The Role of Human Nature in Moral Inqiury: MacIntyre, Mencius, and Xunzi
Abstract
Appeals to human nature in normative inquiry have fallen out of favor among contemporary philosophers. There are a variety of reasons frequently cited by those who see appeals to human nature as deeply problematic: (a) that the notion of human nature, which conceives nature as having a teleological direction, is incompatible with evolutionary biology; (b) that the manifest diversity of cultural values and traditions falsify any essentialist claims involving a common nature necessarily shared by all humans; (c) that appeals to human nature have been frequently employed throughout history to justify the oppression of women and other marginalized members of society; (d) that human nature, if seen as a descriptive account of how human beings naturally are, does not tell us anything about how we ought to be; and (e) that human nature, if seen as a normative account of how we ought to be, lacks explanatory power and cannot play any substantive role in moral inquiry.
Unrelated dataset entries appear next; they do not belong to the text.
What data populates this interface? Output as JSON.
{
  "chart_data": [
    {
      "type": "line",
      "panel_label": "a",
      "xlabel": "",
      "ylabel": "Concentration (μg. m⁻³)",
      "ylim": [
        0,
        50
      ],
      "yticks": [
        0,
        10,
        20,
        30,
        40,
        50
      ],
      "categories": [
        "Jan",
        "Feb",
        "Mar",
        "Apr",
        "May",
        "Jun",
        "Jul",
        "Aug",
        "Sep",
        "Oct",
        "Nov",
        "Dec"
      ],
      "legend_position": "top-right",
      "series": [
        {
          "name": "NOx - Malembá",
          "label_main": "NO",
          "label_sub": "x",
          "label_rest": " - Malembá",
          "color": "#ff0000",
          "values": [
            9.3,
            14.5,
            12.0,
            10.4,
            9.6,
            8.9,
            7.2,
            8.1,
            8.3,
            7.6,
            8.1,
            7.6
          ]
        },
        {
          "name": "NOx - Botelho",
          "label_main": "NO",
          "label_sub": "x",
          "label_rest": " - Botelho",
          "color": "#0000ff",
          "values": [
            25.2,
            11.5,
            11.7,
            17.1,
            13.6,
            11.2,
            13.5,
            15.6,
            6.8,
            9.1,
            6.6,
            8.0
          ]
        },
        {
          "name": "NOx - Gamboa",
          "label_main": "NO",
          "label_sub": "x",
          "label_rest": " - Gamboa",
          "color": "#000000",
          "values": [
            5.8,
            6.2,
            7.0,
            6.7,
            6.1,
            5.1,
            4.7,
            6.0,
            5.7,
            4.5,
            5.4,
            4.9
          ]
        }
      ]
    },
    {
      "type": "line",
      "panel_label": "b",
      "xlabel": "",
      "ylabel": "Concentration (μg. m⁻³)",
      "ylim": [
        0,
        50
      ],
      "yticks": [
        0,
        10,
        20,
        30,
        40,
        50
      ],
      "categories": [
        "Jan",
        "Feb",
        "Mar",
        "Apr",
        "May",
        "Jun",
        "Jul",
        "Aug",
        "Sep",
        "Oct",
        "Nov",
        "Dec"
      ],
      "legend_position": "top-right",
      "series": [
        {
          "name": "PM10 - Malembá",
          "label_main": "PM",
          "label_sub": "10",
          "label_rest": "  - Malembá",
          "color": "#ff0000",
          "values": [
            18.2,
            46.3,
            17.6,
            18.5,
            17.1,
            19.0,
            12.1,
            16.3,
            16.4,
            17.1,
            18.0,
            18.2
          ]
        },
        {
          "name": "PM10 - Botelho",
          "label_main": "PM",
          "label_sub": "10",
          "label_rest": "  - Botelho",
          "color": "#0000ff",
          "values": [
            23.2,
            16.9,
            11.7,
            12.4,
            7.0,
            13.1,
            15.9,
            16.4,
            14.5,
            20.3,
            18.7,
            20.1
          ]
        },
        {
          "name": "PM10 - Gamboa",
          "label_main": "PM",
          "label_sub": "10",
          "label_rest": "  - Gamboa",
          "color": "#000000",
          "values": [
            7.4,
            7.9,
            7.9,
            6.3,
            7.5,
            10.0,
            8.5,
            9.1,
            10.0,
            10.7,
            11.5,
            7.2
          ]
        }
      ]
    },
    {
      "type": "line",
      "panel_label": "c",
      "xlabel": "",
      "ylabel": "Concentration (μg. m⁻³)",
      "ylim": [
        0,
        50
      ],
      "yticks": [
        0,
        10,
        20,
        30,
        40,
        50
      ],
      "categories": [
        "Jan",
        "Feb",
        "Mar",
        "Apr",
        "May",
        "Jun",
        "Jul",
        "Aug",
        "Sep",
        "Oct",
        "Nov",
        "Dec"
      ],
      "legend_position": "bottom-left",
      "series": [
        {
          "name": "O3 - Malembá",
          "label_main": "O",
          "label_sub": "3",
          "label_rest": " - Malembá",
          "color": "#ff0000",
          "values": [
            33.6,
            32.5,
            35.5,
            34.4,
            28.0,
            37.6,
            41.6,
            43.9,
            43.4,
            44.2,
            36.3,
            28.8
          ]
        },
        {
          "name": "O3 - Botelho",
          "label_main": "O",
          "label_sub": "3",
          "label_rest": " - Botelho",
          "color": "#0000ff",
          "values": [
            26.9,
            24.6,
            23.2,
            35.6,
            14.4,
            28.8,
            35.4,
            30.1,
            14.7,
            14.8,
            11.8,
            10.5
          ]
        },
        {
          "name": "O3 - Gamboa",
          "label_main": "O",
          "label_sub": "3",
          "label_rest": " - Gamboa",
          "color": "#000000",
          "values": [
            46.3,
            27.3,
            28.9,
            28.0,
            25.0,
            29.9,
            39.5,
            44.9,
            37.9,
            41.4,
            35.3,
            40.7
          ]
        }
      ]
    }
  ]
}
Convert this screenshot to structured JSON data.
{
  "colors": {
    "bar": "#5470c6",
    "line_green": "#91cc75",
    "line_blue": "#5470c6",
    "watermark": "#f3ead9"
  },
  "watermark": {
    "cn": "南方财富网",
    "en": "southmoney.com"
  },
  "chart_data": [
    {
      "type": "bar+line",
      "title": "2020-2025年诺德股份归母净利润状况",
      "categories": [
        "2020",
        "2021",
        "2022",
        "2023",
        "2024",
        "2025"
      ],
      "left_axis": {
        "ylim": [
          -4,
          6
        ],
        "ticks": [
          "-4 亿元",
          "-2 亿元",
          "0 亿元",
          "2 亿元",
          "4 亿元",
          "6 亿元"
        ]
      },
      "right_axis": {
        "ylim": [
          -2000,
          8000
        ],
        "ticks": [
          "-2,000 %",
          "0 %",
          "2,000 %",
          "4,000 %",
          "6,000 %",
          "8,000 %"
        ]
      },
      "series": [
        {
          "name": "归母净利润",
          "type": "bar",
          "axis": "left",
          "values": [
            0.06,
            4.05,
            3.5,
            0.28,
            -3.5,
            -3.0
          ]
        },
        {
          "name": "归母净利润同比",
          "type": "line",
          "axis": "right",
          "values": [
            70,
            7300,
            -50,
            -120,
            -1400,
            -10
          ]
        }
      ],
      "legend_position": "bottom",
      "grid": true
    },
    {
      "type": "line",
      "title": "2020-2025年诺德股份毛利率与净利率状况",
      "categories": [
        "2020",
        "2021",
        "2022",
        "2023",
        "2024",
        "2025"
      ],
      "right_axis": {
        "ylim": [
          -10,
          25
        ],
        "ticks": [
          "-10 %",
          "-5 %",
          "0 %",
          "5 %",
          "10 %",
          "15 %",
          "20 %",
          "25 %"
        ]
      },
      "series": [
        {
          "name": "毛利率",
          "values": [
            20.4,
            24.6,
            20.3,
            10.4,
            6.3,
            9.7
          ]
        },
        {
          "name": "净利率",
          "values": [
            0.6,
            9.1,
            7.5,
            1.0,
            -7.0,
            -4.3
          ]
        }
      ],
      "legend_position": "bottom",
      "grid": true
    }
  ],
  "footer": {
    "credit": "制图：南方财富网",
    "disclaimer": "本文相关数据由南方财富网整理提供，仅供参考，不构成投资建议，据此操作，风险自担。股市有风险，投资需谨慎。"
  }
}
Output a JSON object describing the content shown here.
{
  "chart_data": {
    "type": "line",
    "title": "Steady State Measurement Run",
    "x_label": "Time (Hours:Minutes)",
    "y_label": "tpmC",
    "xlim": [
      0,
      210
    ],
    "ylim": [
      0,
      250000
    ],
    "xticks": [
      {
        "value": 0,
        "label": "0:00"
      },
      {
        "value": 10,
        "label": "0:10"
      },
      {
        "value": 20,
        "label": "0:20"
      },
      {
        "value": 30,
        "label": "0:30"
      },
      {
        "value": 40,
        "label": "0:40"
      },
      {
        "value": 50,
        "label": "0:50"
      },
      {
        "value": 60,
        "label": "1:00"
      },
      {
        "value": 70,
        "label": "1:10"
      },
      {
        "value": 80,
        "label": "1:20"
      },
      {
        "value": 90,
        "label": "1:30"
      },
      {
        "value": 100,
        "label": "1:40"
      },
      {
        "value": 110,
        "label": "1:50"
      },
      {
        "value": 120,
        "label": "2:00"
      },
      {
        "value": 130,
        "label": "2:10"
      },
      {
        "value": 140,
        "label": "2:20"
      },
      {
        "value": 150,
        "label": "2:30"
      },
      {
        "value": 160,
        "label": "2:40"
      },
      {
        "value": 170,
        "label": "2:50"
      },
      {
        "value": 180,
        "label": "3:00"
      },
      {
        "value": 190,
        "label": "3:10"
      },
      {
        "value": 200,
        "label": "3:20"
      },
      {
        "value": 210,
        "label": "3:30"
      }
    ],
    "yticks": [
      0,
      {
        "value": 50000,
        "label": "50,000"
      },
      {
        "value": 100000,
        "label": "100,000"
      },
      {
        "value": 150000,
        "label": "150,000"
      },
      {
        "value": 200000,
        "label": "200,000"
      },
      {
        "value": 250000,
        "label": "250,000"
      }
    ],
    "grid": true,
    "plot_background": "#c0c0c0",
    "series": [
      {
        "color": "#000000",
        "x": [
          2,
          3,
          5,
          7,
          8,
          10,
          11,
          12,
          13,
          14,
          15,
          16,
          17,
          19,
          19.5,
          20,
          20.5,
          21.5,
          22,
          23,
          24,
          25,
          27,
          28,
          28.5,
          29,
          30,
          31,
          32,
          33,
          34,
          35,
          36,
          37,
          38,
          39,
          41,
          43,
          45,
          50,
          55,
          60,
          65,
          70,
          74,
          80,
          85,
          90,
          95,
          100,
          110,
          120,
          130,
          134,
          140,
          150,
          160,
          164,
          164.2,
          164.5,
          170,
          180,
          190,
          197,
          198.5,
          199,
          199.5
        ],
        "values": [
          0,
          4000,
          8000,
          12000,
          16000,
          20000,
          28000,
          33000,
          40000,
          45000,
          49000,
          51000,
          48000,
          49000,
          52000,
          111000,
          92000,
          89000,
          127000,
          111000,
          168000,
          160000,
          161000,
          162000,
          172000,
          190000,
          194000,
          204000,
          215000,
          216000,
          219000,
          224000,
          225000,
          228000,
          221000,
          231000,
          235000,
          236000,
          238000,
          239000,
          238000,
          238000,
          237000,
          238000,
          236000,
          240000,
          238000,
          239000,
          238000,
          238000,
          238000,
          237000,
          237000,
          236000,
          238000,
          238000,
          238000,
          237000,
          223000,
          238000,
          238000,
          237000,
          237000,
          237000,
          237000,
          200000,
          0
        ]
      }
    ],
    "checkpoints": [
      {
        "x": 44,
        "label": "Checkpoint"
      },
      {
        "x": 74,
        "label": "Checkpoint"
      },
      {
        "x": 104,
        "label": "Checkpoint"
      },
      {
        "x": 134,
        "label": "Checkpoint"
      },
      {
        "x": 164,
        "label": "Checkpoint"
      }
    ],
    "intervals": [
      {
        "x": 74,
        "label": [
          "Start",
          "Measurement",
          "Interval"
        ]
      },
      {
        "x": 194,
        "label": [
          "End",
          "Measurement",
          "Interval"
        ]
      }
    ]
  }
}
To fully defend the view that human nature has a substantive role to play in ethics, one would have to address at least each of these challenges. (For a response to such challenges, see Van Norden 2007, 341-50.) Such a defense is not the aim of this essay. Instead, I want to focus on the following question: Are there any good reasons to think that an account of human nature is indispensable for moral inquiry, here conceived as the systematic exploration of the nature of and the connections between such significant moral concepts as practical reason, virtue, and wellbeing?